A couple examples of Tom's warm-up work

A couple examples of Tom’s warm-up work

During the recent afternoon I spent with Tom Insalaco at his home studio, I saw some of the amazing work he’s done over the past several decades. It’s a measure of his humility and generosity that he spent less time showing me his own work than he invested in introducing me to—or reminding me of—great work from other contemporary realists.

When he could have been pulling big paintings out of storage for me to photograph, instead he handed me a catalog of work by Richard Maury, a slim set of wonderfully printed plates from a show more than a decade ago at Forum. He pulled it out the the midst of hundreds of books Tom keeps on his shelves, including the entire catalog raissone of John Singer Sargent. Tom has spent a lot of time in Italy and ran into Maury there once:

Still Life While Listening to Brahms, Richard Maury

Still Life While Listening to Brahms, Richard Maury

“He’s wonderful. In one of his paintings, you can sense the terra cotta under the glaze on a little ceramic jar. You can sense the depth of the glaze. We found his house in Florence and who comes walking out the door but his wife. I was in Florence and was walking to a church to look at Masaccio, and we stopped a guy with red hair, and he said something and I said something . . . and it was Richard Maury. I didn’t realize it at the time. He was speaking in Italian, but he knew the ins and outs of English. He really had bright red hair back then.”
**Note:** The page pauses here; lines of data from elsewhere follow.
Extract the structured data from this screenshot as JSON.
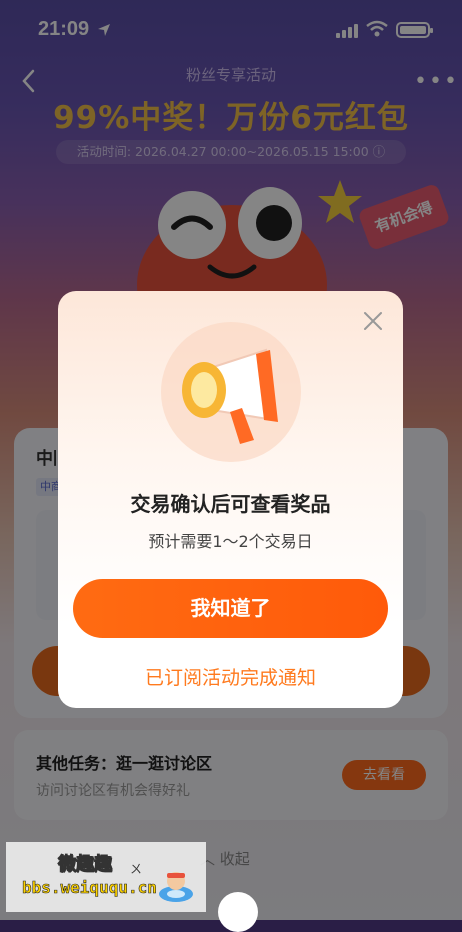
{
  "status_bar": {
    "time": "21:09"
  },
  "header": {
    "subtitle": "粉丝专享活动",
    "headline": "99%中奖！万份6元红包",
    "period": "活动时间: 2026.04.27 00:00~2026.05.15 15:00"
  },
  "hero": {
    "tag_text": "有机会得"
  },
  "card": {
    "title_partial": "中国",
    "pill_partial": "中商"
  },
  "task": {
    "title": "其他任务：逛一逛讨论区",
    "desc": "访问讨论区有机会得好礼",
    "button": "去看看"
  },
  "collapse_label": "收起",
  "modal": {
    "title": "交易确认后可查看奖品",
    "subtitle": "预计需要1～2个交易日",
    "primary_button": "我知道了",
    "secondary_link": "已订阅活动完成通知"
  },
  "watermark": {
    "name": "微趣趣",
    "url": "bbs.weiququ.cn"
  },
  "colors": {
    "accent": "#ff6b12",
    "headline": "#f2c04a"
  }
}
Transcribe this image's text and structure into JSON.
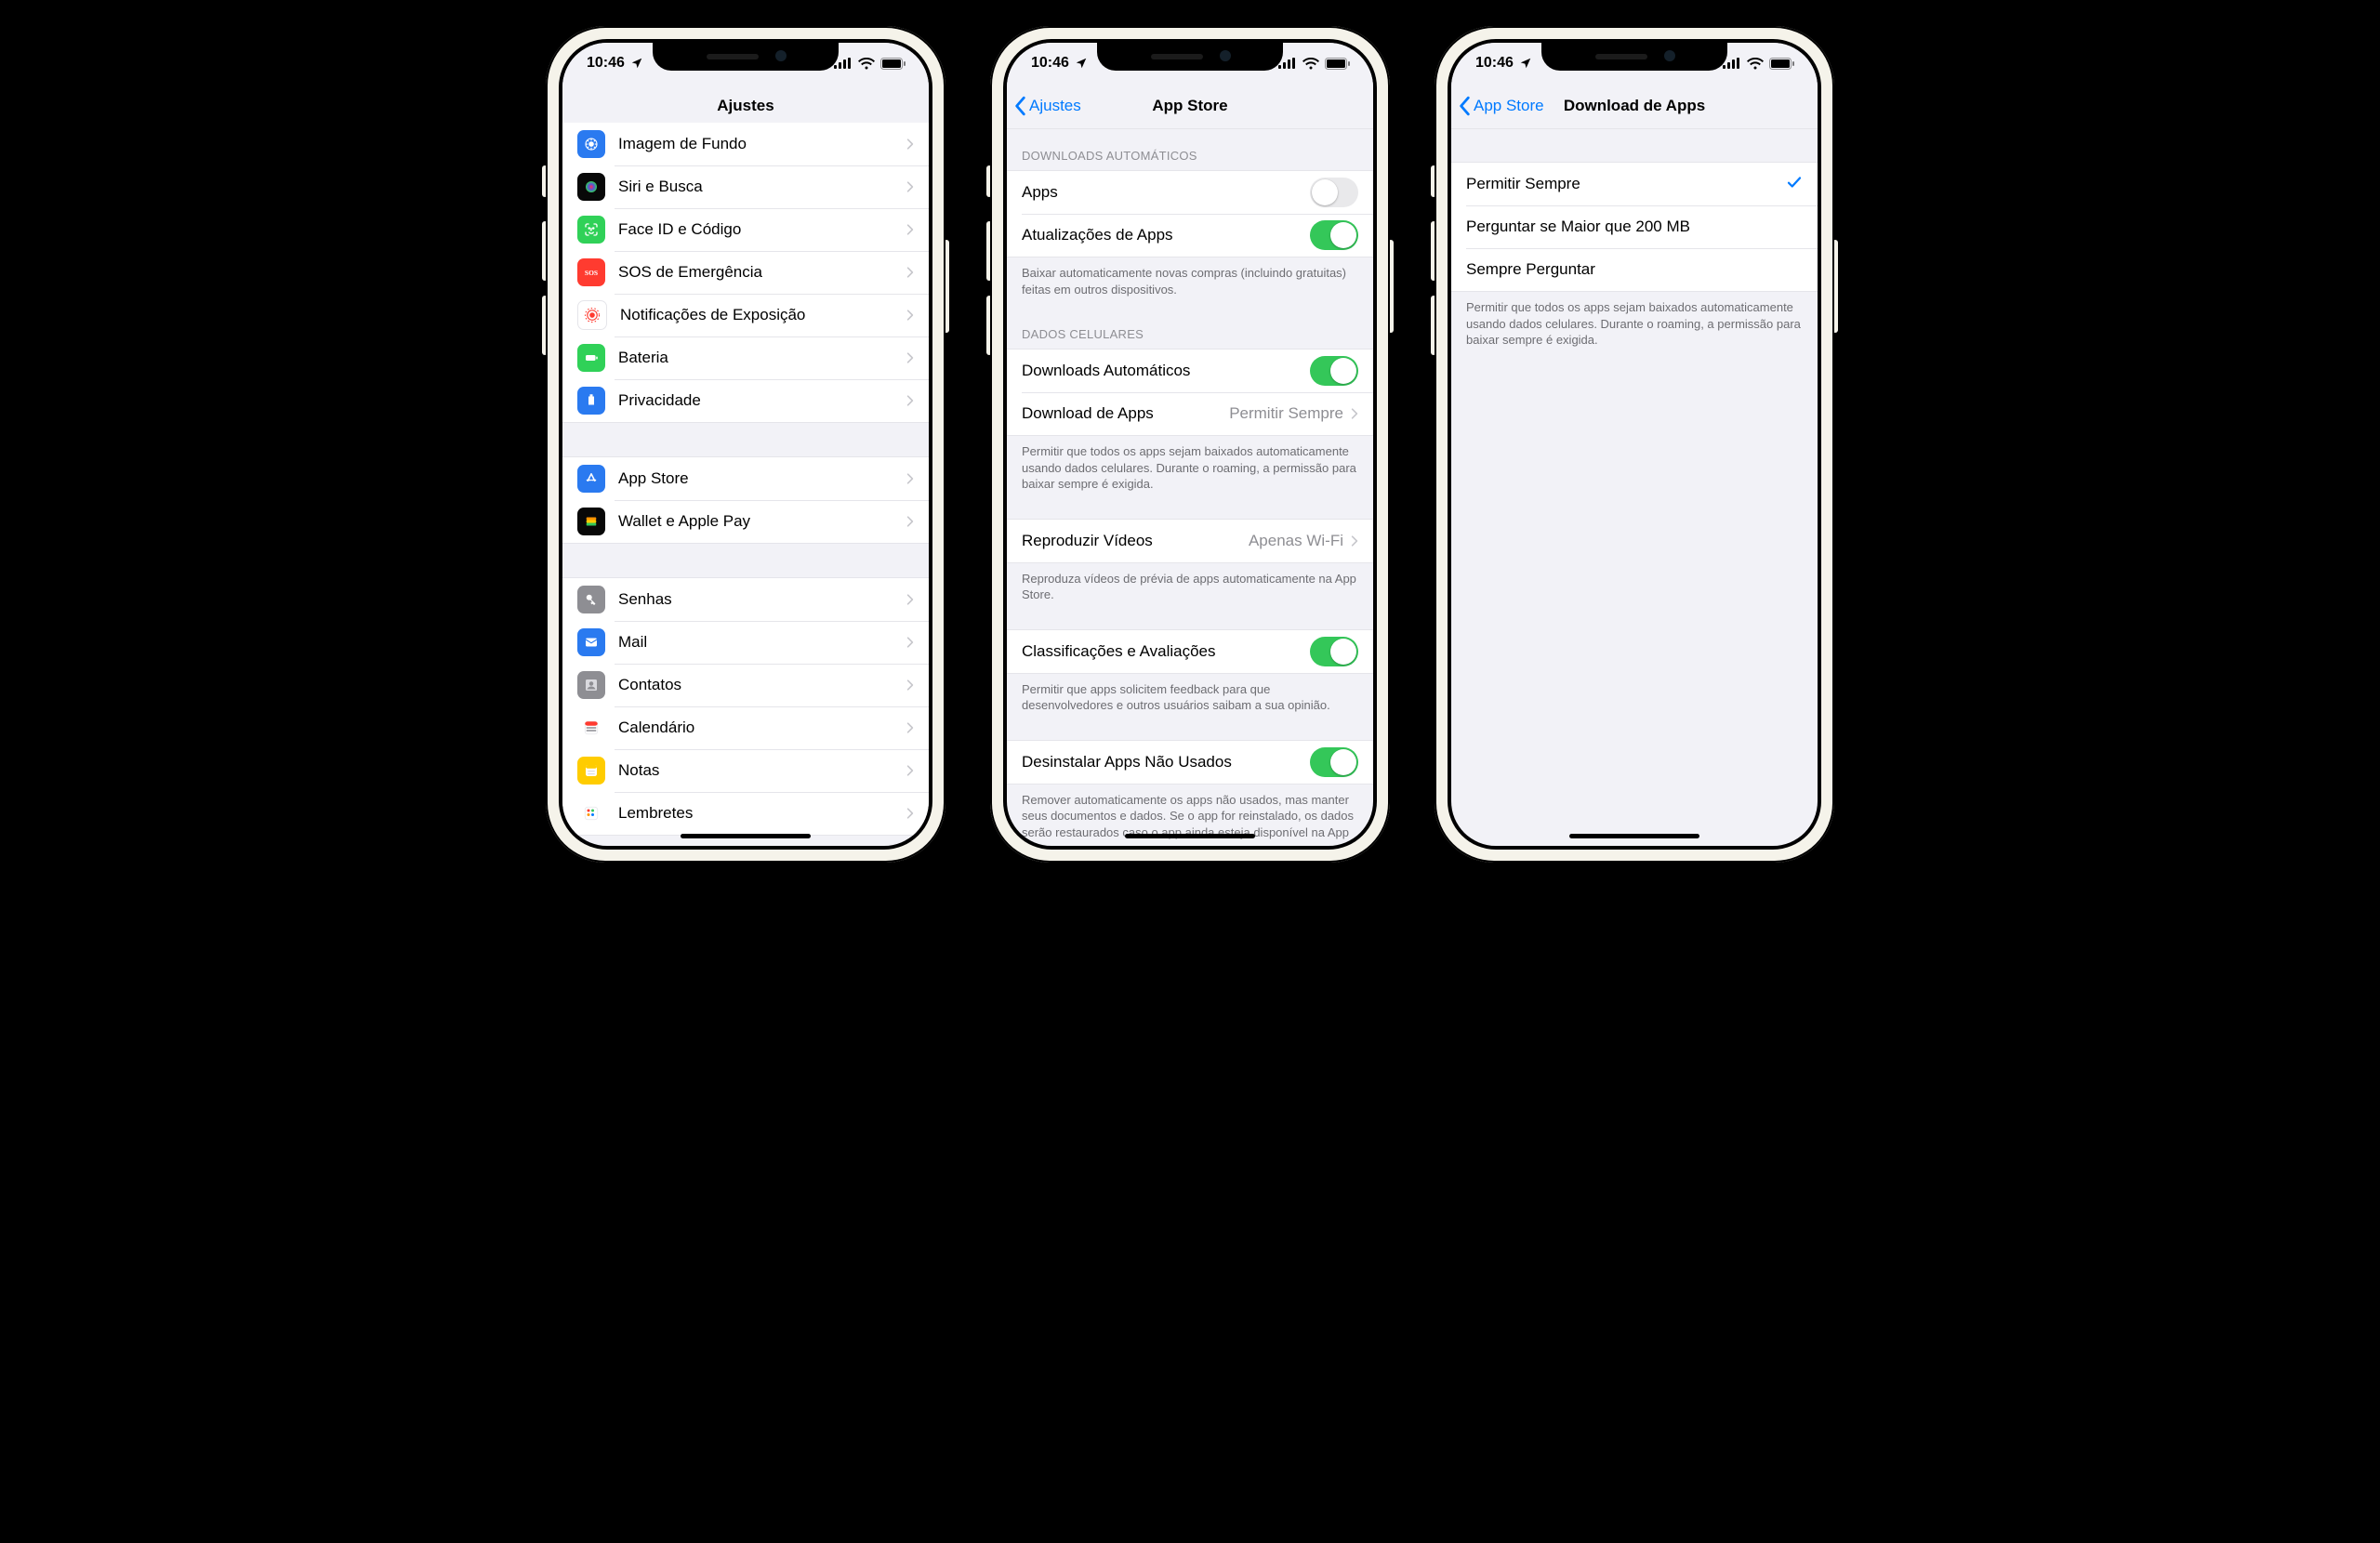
{
  "status": {
    "time": "10:46"
  },
  "phone1": {
    "title": "Ajustes",
    "groups": [
      {
        "items": [
          {
            "label": "Imagem de Fundo",
            "icon": "wallpaper"
          },
          {
            "label": "Siri e Busca",
            "icon": "siri"
          },
          {
            "label": "Face ID e Código",
            "icon": "faceid"
          },
          {
            "label": "SOS de Emergência",
            "icon": "sos"
          },
          {
            "label": "Notificações de Exposição",
            "icon": "exposure"
          },
          {
            "label": "Bateria",
            "icon": "battery"
          },
          {
            "label": "Privacidade",
            "icon": "privacy"
          }
        ]
      },
      {
        "items": [
          {
            "label": "App Store",
            "icon": "appstore"
          },
          {
            "label": "Wallet e Apple Pay",
            "icon": "wallet"
          }
        ]
      },
      {
        "items": [
          {
            "label": "Senhas",
            "icon": "passwords"
          },
          {
            "label": "Mail",
            "icon": "mail"
          },
          {
            "label": "Contatos",
            "icon": "contacts"
          },
          {
            "label": "Calendário",
            "icon": "calendar"
          },
          {
            "label": "Notas",
            "icon": "notes"
          },
          {
            "label": "Lembretes",
            "icon": "reminders"
          }
        ]
      }
    ]
  },
  "phone2": {
    "back": "Ajustes",
    "title": "App Store",
    "sections": [
      {
        "header": "DOWNLOADS AUTOMÁTICOS",
        "rows": [
          {
            "label": "Apps",
            "toggle": false
          },
          {
            "label": "Atualizações de Apps",
            "toggle": true
          }
        ],
        "footer": "Baixar automaticamente novas compras (incluindo gratuitas) feitas em outros dispositivos."
      },
      {
        "header": "DADOS CELULARES",
        "rows": [
          {
            "label": "Downloads Automáticos",
            "toggle": true
          },
          {
            "label": "Download de Apps",
            "detail": "Permitir Sempre",
            "nav": true
          }
        ],
        "footer": "Permitir que todos os apps sejam baixados automaticamente usando dados celulares. Durante o roaming, a permissão para baixar sempre é exigida."
      },
      {
        "rows": [
          {
            "label": "Reproduzir Vídeos",
            "detail": "Apenas Wi-Fi",
            "nav": true
          }
        ],
        "footer": "Reproduza vídeos de prévia de apps automaticamente na App Store."
      },
      {
        "rows": [
          {
            "label": "Classificações e Avaliações",
            "toggle": true
          }
        ],
        "footer": "Permitir que apps solicitem feedback para que desenvolvedores e outros usuários saibam a sua opinião."
      },
      {
        "rows": [
          {
            "label": "Desinstalar Apps Não Usados",
            "toggle": true
          }
        ],
        "footer": "Remover automaticamente os apps não usados, mas manter seus documentos e dados. Se o app for reinstalado, os dados serão restaurados caso o app ainda esteja disponível na App Store."
      }
    ]
  },
  "phone3": {
    "back": "App Store",
    "title": "Download de Apps",
    "options": [
      {
        "label": "Permitir Sempre",
        "selected": true
      },
      {
        "label": "Perguntar se Maior que 200 MB",
        "selected": false
      },
      {
        "label": "Sempre Perguntar",
        "selected": false
      }
    ],
    "footer": "Permitir que todos os apps sejam baixados automaticamente usando dados celulares. Durante o roaming, a permissão para baixar sempre é exigida."
  }
}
We talked for several hours, and Tom showed me dozens of drawings from a collection of the ones he has done every morning, without fail, on sheets of rag paper he has prepared by tinting them with oil—“It has to be rag paper.” Working from the overall middle tone he lays down, he creates portraits of people from photographs in the Renaissance manner, adding darker tones the usual way and then highlighting with white. (I recently skimmed through a catalog from the fantastic Durer show of drawings and prints at the National Gallery of Art in 2013 and was surprised by how intensely white Durer’s work was in those highlighted areas.) What was impressive was the size of that sheaf of sketches—Tom draws every morning, first thing, before doing anything else. Up, out of bed, he begins drawing immediately. When he’s done, he gets a little breakfast and then it’s on to his easel at the front of the house.

I’m guessing that Tom is in his mid-70s now, but hasn’t slowed down at all. He has a better memory than I do, and recalls things I’ve told him in passing about my wife and brother and parents, and also comes up with names of specific paintings by artists who don’t even ring a bell with me. He has no patience with contemporary art, and his recent visit to the new Whitney nearly enraged him when he saw the floor of one gallery space covered with a foot of mud—a recent installation.

“I don’t know if you’ve been to the new Whitney. Last time I was in there I screamed. I said why don’t you have the art, instead of this? There was a room full of mud, twelve inches deep. They probably thought they needed to call the police. It was chicken shit. They have so many great paintings. Edward Hopper’s Sunday Morning. Jack Levine’s Feast of Pure Reason. Why don’t they hang that?”

I timidly suggested that the Stella retrospective there now might help ameliorate the effect of the mud, and he allowed that this might be the case, but still . . .

It’s refreshing to talk with someone so candid and unguarded about how he feels when confronted with much of what’s happened to visual art. What I don’t understand, I told him, is why a curator in Western New York isn’t putting together a retrospective of Tom’s work, which reached epic proportions in a trilogy of paintings he did to commemorate the death of his brother a couple decades ago—he was a Buffalo police officer and was murdered by a participant in a domestic fight. One moment his brother was walking up to the door of the house; a few seconds later, he was dead, shot by the man he had come to restrain. Those paintings are monumental; but Insalaco has been building on that work ever since, drawing mostly from Renaissance precursors for his methods, with a bit of Dali tossed in. He was told a year ago or so that he has been invited to exhibit more often in the Memorial Art Gallery’s Finger Lakes Exhibitions than any other artist in Western New York—it’s the most prestigious juried exhibition open to all artists this side of Albany. So why isn’t someone putting together a definitive survey of what Tom has done throughout his career? He wasn’t even included in the most recent Finger Lakes. It would be a wonderful exhibit.